The concept is presented in an article published in Communications Physics by UK Quantum Technology Hub Sensors and Timing researchers at the University of Birmingham, as well as a patent application filed by the University of Birmingham Enterprise.
It presents a novel way for enhancing atom interferometers, which are very sensitive devices that utilize light and atoms to achieve ultra-precise measurements, by employing optical cavities.
A standing wave cavity resonator for light waves is formed by an assembly of mirrors known as an optical cavity, resonating cavity, or optical resonator. Optical cavities are a key component of lasers, as they surround the gain medium and provide laser light feedback. They’re also employed in some interferometers and optical parametric oscillators.
Although difficult to implement, the concept offers a way to overcome significant technological obstacles in the quest of atom interferometers that operate at extreme momentum transfer, a technique that would allow atoms to be placed in quantum superposition over long distances.
This optical cavity scheme offers a route to meeting the immense laser power requirements for future atom-based gravitational wave detectors.
Dr. Rustin Nourshargh
This is crucial for these devices to have the sensitivity they need to analyze signals from dark matter and gravitational waves. The search for dark matter and the observation of gravitational waves from the very early Universe are critical steps in expanding our understanding of fundamental physics.
Dr. Rustin Nourshargh, Dr. Samuel Lellouch, and colleagues from the School of Physics and Astronomy have published a new paper that shows how synchronizing the input pulses to create a spatially resolved circulating pulse within the optical cavity can allow for large momentum transfers without requiring drastic increases in available laser power.
Investigating dark matter and gravitational waves will lead to new ideas for boosting the sensitivity of atom interferometers in the future, as well as a deeper knowledge of the Universe’s past.

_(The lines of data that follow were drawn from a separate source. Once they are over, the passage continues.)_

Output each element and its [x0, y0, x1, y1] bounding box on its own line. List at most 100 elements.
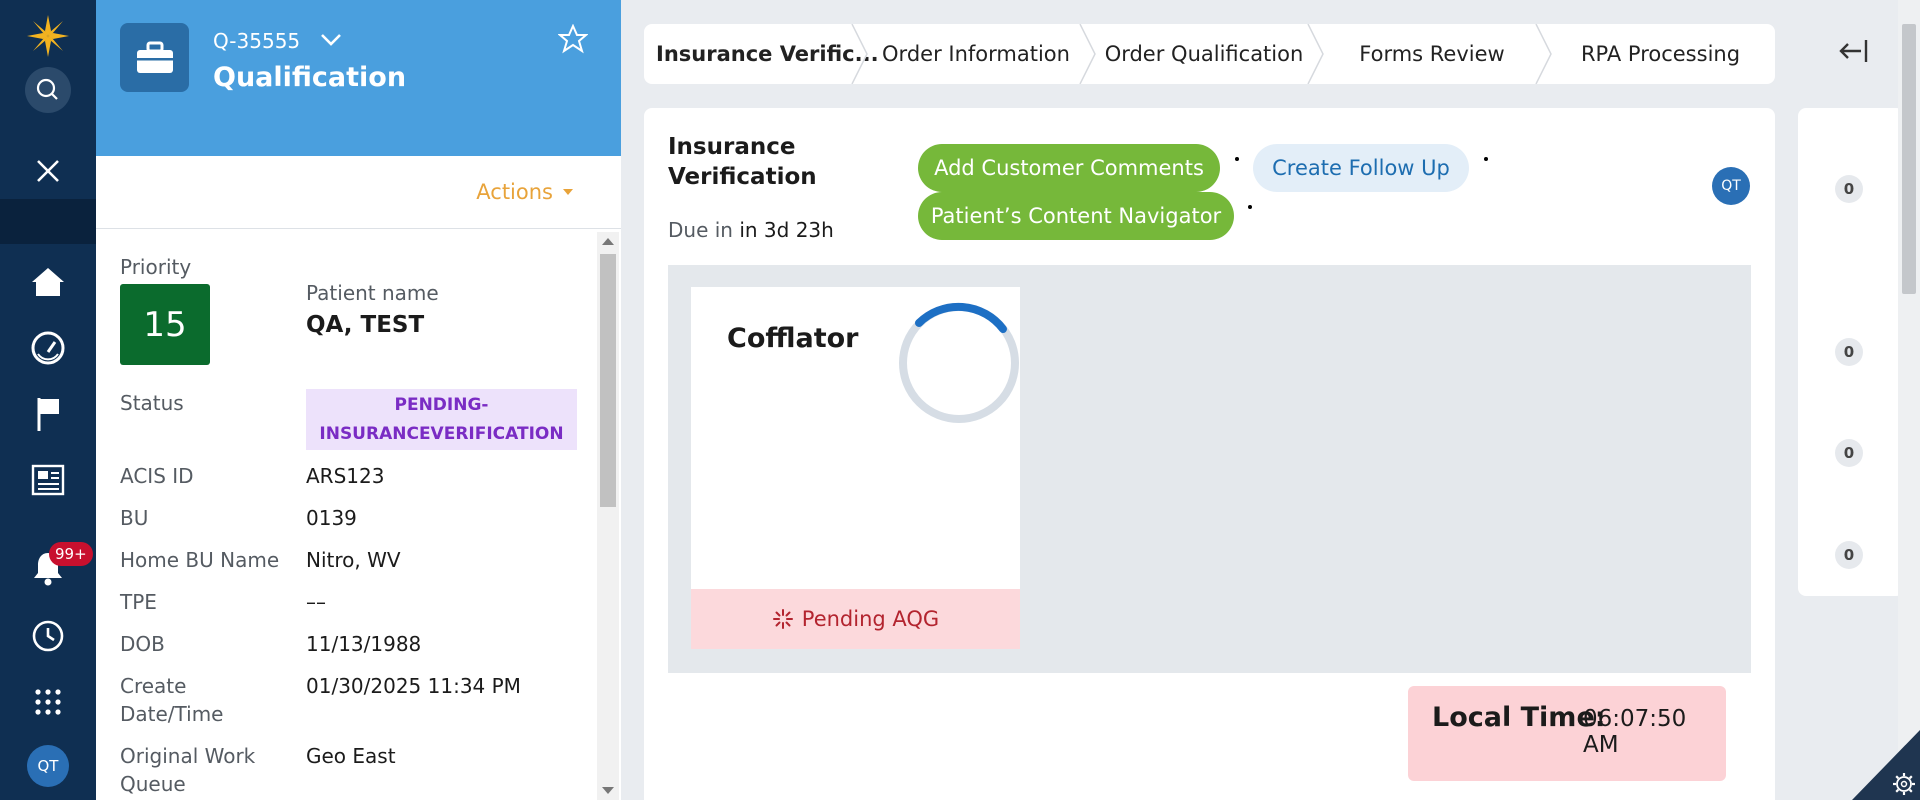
stage-order-information[interactable]: Order Information	[862, 24, 1090, 84]
separator-dot	[1235, 157, 1239, 161]
pending-aqg-label: Pending AQG	[801, 607, 940, 631]
utility-count[interactable]: 0	[1835, 439, 1863, 467]
logo-icon[interactable]	[0, 10, 96, 62]
due-date: Due in in 3d 23h	[668, 218, 834, 242]
close-icon[interactable]	[0, 150, 96, 192]
rail-divider	[0, 199, 96, 244]
assignee-avatar[interactable]: QT	[1712, 167, 1750, 205]
stage-separator	[851, 24, 868, 84]
due-prefix: Due in	[668, 218, 733, 242]
add-customer-comments-button[interactable]: Add Customer Comments	[918, 144, 1220, 192]
assignment-title-line-2: Verification	[668, 164, 817, 190]
stage-order-qualification[interactable]: Order Qualification	[1090, 24, 1318, 84]
panel-scrollbar[interactable]	[597, 232, 619, 800]
tile-title: Cofflator	[727, 323, 859, 354]
stage-rpa-processing[interactable]: RPA Processing	[1546, 24, 1775, 84]
star-icon[interactable]	[557, 23, 589, 58]
scroll-up-arrow[interactable]	[602, 238, 614, 245]
patient-name-value: QA, TEST	[306, 312, 425, 338]
field-label: Queue	[120, 772, 186, 796]
case-id: Q-35555	[213, 29, 301, 53]
field-label: Home BU Name	[120, 548, 280, 572]
field-label: Create	[120, 674, 187, 698]
page-scroll-thumb[interactable]	[1902, 24, 1916, 294]
case-header: Q-35555 Qualification	[96, 0, 621, 156]
utility-panel: 0 0 0 0	[1798, 108, 1904, 596]
left-nav-rail: 99+ QT	[0, 0, 96, 800]
priority-label: Priority	[120, 255, 192, 279]
page-scrollbar[interactable]	[1898, 0, 1920, 800]
assignment-card: Insurance Verification Due in in 3d 23h …	[644, 108, 1775, 800]
work-queue-value: Geo East	[306, 744, 396, 768]
priority-value: 15	[120, 284, 210, 365]
local-time-label: Local Time:	[1432, 702, 1606, 733]
cofflator-tile[interactable]: Cofflator Pending AQG	[691, 287, 1020, 649]
actions-menu[interactable]: Actions	[476, 180, 573, 204]
briefcase-icon	[120, 23, 189, 92]
utility-count[interactable]: 0	[1835, 175, 1863, 203]
pending-aqg-status: Pending AQG	[691, 589, 1020, 649]
create-follow-up-button[interactable]: Create Follow Up	[1253, 144, 1469, 192]
assignment-title-line-1: Insurance	[668, 134, 796, 160]
tpe-value: ––	[306, 590, 326, 614]
utility-count[interactable]: 0	[1835, 338, 1863, 366]
stage-bar: Insurance Verific... Order Information O…	[644, 24, 1775, 84]
stage-separator	[1307, 24, 1324, 84]
stage-separator	[1079, 24, 1096, 84]
stage-label: Order Information	[882, 42, 1070, 66]
patients-content-navigator-button[interactable]: Patient’s Content Navigator	[918, 192, 1234, 240]
scroll-down-arrow[interactable]	[602, 787, 614, 794]
history-icon[interactable]	[0, 614, 96, 658]
acis-id-value: ARS123	[306, 464, 385, 488]
dob-value: 11/13/1988	[306, 632, 422, 656]
divider	[96, 228, 621, 229]
patient-name-label: Patient name	[306, 281, 439, 305]
actions-label: Actions	[476, 180, 553, 204]
field-label: Original Work	[120, 744, 256, 768]
home-icon[interactable]	[0, 262, 96, 302]
field-label: Date/Time	[120, 702, 224, 726]
status-label: Status	[120, 391, 184, 415]
news-icon[interactable]	[0, 460, 96, 500]
settings-corner[interactable]	[1852, 730, 1920, 800]
stage-insurance-verification[interactable]: Insurance Verific...	[644, 24, 879, 84]
stage-label: Order Qualification	[1104, 42, 1304, 66]
field-label: BU	[120, 506, 149, 530]
due-value: in 3d 23h	[739, 218, 834, 242]
create-datetime-value: 01/30/2025 11:34 PM	[306, 674, 521, 698]
notification-count-badge: 99+	[49, 542, 93, 566]
separator-dot	[1484, 157, 1488, 161]
stage-label: Insurance Verific...	[656, 42, 879, 66]
stage-label: Forms Review	[1359, 42, 1505, 66]
field-label: TPE	[120, 590, 157, 614]
stage-separator	[1535, 24, 1552, 84]
collapse-panel-icon[interactable]	[1838, 38, 1870, 68]
home-bu-name-value: Nitro, WV	[306, 548, 401, 572]
dashboard-icon[interactable]	[0, 328, 96, 368]
widget-area: Cofflator Pending AQG	[668, 265, 1751, 673]
apps-grid-icon[interactable]	[0, 680, 96, 724]
separator-dot	[1248, 205, 1252, 209]
field-label: DOB	[120, 632, 165, 656]
search-icon[interactable]	[0, 66, 96, 114]
status-line-1: PENDING-	[394, 395, 489, 415]
chevron-down-icon[interactable]	[320, 32, 342, 51]
loading-spinner-icon	[899, 302, 1019, 423]
stage-label: RPA Processing	[1580, 42, 1741, 66]
stage-forms-review[interactable]: Forms Review	[1318, 24, 1546, 84]
user-avatar[interactable]: QT	[27, 745, 69, 787]
field-label: ACIS ID	[120, 464, 194, 488]
local-time-value: 06:07:50 AM	[1583, 706, 1687, 758]
assignment-title: Insurance Verification	[668, 132, 848, 192]
local-time-box: Local Time: 06:07:50 AM	[1408, 686, 1726, 781]
pending-spark-icon	[772, 609, 793, 629]
bu-value: 0139	[306, 506, 357, 530]
status-badge: PENDING- INSURANCEVERIFICATION	[306, 389, 577, 450]
utility-count[interactable]: 0	[1835, 541, 1863, 569]
case-summary-panel: Q-35555 Qualification Actions Priority 1…	[96, 0, 621, 800]
caret-down-icon	[563, 189, 573, 195]
case-title: Qualification	[213, 62, 407, 93]
flag-icon[interactable]	[0, 394, 96, 434]
scroll-thumb[interactable]	[600, 254, 616, 507]
status-line-2: INSURANCEVERIFICATION	[319, 424, 564, 444]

This will be important for advancing the use of atom interferometry in practical applications, such as offering new navigation aids by increasing GPS signal durability.
Dr. Rustin Nourshargh, a former doctoral researcher at the University of Birmingham and now a Scientist at Oxford Ionics, said: “This optical cavity scheme offers a route to meeting the immense laser power requirements for future atom-based gravitational wave detectors.”
Dr. Samuel Lellouch, Research Fellow at the University of Birmingham, said: “By overcoming some of the most severe current technological barriers, this original scheme has a real potential to enable disruptive sensitivity levels in large-scale atom interferometers.”